Janni opened his letter and reread it to herself. “I can’t stand this part where he asks if he can use our beach this summer,” she said. “Our beach! It’s his beach, too, it always will be. We have to let him know that.”
“It’s not the end of the world, Jan,” Jay said softly.
“How can you take his moving out so calmly? After ten years?” Janni asked him.
“Eleven for me,” said Jay. He and Cole had been together since medical school. “I’ve always expected this to happen. He and Estelle can hardly settle down together living in two different places.”
Maris sniffed. “I thought it was a superb arrangement.”
“Superb for us maybe, but Estelle never got much of his time,” Jay said.
Janni had rested her head against his knees. Now she pulled it away as if punishing him for the thought. “How can you be so sympathetic toward her?” she asked.
“She’s not that bad.”
“Oh, Jay, she’s a bitch!” said Janni.
“You’re sounding pretty bitchy yourself.” He cushioned his words by stroking her cheek with the back of his fingers.
“If Cole’s so terrific, why would he want someone who’s not?” Kit asked.
Maris swiveled in her chair to face Kit, curling her long cinnamon-colored legs beneath her. “Cole has one monumental flaw,” she said. “He’s a sucker for beauty. When you meet Estelle you’ll understand.”
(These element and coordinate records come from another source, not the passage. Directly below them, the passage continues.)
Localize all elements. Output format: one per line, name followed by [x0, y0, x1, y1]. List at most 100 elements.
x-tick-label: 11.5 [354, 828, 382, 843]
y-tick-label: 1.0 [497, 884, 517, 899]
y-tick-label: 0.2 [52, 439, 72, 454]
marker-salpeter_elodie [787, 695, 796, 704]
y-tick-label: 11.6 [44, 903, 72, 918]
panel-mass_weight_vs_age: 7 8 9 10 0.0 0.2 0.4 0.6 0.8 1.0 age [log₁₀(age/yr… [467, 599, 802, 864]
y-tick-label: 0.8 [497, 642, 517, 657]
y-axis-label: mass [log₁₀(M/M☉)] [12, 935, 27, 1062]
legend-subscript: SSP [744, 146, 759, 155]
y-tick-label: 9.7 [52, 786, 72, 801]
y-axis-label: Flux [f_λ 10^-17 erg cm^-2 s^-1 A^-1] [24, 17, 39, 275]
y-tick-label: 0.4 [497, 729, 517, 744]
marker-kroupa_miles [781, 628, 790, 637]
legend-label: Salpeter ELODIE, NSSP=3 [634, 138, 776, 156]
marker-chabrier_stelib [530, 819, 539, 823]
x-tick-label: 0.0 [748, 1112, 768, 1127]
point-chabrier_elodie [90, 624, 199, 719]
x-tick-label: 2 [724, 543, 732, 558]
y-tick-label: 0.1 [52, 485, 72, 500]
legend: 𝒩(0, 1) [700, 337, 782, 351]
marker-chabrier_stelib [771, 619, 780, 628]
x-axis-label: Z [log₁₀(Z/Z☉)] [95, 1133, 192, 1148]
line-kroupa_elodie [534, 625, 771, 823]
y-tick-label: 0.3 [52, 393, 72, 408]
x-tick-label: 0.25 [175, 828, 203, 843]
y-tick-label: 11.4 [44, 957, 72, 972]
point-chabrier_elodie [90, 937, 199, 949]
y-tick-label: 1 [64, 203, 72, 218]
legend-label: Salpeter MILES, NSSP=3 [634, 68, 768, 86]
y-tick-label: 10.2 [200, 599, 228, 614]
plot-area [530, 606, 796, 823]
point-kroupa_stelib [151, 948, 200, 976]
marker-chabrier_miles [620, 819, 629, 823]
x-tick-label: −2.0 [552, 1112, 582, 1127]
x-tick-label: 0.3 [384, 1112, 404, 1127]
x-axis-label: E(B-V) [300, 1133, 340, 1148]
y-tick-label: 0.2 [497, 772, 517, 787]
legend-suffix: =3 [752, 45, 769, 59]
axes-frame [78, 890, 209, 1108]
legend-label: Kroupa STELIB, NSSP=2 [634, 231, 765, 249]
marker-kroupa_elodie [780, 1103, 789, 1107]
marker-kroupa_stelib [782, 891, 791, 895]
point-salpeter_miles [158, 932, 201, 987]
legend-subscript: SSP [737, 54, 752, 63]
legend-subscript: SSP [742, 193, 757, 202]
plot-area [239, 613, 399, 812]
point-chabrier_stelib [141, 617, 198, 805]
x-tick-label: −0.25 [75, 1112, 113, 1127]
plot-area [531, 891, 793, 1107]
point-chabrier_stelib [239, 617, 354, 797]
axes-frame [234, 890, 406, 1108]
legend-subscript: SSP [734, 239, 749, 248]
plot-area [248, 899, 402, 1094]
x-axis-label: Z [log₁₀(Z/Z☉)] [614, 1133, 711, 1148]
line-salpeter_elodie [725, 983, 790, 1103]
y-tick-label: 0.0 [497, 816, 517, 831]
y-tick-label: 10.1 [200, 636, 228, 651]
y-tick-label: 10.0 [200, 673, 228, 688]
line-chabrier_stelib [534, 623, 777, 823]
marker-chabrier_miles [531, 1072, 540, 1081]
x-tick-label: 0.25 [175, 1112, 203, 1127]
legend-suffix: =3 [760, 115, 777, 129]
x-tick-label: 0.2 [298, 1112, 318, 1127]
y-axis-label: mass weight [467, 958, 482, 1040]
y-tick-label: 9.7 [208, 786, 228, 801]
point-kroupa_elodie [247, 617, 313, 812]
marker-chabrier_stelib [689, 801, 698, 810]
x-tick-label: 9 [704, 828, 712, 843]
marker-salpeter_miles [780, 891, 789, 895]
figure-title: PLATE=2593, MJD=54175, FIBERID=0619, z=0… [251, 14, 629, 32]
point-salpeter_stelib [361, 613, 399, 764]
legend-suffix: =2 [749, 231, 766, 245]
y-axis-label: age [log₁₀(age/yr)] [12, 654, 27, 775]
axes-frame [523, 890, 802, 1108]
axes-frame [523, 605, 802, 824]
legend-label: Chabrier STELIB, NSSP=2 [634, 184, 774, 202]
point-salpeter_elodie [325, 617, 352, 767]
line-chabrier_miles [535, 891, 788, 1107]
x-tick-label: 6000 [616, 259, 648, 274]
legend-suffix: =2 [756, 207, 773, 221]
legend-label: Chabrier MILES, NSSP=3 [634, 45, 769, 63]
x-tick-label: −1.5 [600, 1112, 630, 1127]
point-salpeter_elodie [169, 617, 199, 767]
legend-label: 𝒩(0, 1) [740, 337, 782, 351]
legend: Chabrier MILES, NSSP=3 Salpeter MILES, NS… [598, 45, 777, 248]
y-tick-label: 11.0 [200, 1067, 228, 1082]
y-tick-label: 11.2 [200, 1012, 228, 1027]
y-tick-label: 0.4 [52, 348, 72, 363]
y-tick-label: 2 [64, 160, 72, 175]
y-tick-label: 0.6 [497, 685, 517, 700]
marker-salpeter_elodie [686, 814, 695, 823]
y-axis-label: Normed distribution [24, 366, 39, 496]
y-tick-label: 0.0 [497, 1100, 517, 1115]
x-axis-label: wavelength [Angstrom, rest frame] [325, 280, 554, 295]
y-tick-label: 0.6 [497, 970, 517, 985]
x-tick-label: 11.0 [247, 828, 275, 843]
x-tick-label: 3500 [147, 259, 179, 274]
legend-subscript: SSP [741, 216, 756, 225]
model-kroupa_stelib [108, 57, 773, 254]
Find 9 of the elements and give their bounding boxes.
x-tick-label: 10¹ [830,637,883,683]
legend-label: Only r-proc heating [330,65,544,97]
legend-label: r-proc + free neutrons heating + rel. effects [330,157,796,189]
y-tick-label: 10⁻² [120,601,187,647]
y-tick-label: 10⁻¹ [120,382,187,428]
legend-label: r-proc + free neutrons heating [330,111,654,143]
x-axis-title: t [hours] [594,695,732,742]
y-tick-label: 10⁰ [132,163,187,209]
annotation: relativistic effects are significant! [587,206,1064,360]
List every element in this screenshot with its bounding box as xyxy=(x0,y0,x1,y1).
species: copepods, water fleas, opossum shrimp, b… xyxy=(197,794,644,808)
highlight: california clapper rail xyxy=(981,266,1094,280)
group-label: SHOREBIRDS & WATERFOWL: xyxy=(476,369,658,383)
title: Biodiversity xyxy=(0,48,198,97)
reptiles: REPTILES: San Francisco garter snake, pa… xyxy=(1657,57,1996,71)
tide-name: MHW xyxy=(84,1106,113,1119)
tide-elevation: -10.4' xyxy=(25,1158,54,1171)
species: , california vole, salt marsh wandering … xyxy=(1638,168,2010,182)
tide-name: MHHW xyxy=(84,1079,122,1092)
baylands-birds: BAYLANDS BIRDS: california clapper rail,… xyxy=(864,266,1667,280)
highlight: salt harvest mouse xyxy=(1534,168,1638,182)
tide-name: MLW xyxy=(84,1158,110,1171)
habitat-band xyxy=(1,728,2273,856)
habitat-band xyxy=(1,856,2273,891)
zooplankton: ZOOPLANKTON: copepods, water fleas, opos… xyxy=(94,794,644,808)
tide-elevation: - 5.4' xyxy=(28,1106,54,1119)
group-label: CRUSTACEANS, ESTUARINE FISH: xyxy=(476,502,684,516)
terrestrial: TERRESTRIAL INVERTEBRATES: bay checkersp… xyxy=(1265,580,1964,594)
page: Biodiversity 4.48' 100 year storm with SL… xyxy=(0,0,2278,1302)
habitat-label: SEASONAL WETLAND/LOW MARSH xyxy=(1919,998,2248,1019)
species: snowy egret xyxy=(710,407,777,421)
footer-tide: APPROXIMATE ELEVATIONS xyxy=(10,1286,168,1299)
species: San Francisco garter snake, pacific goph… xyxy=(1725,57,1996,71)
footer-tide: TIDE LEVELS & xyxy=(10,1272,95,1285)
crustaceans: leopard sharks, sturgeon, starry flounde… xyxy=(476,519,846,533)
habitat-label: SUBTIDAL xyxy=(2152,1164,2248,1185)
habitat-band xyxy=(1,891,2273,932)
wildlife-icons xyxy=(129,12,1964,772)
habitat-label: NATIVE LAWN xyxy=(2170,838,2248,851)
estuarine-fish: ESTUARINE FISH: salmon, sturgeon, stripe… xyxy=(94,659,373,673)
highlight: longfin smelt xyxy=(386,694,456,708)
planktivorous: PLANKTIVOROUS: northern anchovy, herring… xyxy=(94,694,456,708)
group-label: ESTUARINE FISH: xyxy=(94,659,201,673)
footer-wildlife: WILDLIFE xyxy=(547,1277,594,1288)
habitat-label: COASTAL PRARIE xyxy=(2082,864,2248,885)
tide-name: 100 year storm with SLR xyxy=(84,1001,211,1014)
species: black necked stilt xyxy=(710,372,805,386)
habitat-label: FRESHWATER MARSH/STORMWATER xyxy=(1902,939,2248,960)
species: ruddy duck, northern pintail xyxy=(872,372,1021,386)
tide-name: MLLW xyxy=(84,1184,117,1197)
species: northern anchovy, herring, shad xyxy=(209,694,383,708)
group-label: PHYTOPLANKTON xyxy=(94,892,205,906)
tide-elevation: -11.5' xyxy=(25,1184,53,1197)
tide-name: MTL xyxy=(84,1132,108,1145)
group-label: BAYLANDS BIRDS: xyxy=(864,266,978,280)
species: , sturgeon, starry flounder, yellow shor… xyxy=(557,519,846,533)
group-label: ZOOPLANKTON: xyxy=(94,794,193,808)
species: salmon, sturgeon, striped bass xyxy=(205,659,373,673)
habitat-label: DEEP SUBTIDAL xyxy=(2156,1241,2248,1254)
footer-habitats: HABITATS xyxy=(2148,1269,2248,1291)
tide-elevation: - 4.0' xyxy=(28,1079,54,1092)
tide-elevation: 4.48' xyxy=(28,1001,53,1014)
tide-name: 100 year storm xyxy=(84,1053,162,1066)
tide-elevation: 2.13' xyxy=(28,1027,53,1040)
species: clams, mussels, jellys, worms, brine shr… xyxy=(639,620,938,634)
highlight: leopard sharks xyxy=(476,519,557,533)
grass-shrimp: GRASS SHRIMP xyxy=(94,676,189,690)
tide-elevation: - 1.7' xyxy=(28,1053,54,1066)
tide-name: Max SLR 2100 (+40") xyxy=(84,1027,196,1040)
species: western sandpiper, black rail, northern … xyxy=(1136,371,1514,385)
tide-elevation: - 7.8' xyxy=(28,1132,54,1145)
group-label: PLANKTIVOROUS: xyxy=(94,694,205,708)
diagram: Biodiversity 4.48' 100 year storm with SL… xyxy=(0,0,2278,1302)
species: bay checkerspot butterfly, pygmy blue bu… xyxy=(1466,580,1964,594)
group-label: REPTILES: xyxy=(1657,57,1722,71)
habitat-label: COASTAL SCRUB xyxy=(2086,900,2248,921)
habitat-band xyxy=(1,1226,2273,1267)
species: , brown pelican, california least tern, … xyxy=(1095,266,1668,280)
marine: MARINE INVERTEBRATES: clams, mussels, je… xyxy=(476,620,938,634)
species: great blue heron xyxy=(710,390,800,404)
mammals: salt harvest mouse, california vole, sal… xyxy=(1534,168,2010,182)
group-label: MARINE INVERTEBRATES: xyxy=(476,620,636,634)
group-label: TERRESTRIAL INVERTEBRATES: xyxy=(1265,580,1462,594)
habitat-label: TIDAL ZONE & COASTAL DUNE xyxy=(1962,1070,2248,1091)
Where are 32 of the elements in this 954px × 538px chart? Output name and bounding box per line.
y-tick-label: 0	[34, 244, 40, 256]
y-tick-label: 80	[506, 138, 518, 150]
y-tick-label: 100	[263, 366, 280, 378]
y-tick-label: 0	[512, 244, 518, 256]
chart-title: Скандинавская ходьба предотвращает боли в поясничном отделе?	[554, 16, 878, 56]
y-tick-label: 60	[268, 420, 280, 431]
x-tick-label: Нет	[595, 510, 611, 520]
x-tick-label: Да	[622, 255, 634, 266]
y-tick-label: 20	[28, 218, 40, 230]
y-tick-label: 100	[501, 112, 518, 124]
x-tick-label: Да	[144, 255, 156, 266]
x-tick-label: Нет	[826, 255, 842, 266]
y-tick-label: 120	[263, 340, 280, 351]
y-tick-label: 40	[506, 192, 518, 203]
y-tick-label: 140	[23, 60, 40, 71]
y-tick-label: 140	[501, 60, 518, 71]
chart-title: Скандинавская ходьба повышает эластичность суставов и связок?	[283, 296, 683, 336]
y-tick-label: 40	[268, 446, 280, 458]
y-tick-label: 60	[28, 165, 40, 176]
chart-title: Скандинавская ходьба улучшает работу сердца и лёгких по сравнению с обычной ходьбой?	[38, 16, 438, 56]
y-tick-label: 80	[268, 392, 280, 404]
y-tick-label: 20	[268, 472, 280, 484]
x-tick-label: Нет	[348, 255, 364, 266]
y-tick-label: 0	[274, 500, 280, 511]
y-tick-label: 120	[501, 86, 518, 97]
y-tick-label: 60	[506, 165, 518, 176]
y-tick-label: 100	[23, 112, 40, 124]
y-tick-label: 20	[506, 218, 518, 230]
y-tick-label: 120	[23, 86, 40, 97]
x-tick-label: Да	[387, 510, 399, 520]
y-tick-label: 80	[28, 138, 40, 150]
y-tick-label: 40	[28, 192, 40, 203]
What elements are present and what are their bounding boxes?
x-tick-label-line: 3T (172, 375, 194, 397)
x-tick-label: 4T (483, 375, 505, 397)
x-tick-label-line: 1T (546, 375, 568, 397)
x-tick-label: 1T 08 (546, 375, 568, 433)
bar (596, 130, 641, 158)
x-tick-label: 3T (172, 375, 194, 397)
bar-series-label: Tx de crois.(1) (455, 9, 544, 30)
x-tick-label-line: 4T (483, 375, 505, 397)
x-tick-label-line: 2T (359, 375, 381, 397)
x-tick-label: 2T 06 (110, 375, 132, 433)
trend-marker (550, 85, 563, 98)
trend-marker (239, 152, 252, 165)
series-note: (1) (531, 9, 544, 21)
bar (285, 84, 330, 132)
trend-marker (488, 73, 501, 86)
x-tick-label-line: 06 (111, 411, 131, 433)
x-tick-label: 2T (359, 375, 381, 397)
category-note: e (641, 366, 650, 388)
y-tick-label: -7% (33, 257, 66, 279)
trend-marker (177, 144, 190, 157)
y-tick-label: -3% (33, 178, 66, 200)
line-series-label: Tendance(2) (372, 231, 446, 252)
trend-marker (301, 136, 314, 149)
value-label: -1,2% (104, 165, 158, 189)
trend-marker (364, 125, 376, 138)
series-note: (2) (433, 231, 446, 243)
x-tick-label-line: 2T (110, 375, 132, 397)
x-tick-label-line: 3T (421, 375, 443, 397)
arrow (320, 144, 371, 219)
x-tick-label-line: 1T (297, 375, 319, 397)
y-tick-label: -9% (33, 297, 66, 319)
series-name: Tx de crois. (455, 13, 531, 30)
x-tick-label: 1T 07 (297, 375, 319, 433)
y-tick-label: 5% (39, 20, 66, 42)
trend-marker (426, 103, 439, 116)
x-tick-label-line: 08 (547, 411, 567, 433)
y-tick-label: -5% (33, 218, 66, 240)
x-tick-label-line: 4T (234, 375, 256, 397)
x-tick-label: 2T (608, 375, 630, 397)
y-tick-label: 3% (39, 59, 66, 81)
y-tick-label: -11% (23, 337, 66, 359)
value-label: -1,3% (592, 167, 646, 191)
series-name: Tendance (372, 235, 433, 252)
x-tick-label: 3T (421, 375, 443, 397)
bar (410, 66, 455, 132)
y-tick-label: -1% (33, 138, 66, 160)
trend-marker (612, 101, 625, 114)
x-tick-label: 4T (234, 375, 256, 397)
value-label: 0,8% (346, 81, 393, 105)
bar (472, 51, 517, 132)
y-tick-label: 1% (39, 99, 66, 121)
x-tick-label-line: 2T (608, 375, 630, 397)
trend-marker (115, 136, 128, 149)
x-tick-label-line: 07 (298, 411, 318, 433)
She already knew Estelle was beautiful. The women who worked at Blair had described every inch of her in elaborate detail. In voices edged with contempt—or was it envy?—they talked about how Estelle could transform a stiffly tailored suit into something soft and seductive merely by putting her body into it. And you could always see lace beneath her blouses. Nothing lurid, they were quick to admit, but still it couldn’t help but provoke the imagination, could it? Some of them said they remembered seeing her picture in magazines years ago when she modeled lingerie for Caprice and Company.
No one mentioned that Estelle could translate medical terminology into six languages and that she was indirectly responsible for Blair’s international status—the status those same women saw reflected in their paychecks. No one mentioned it at Blair, and no one was mentioning it now, here at the house.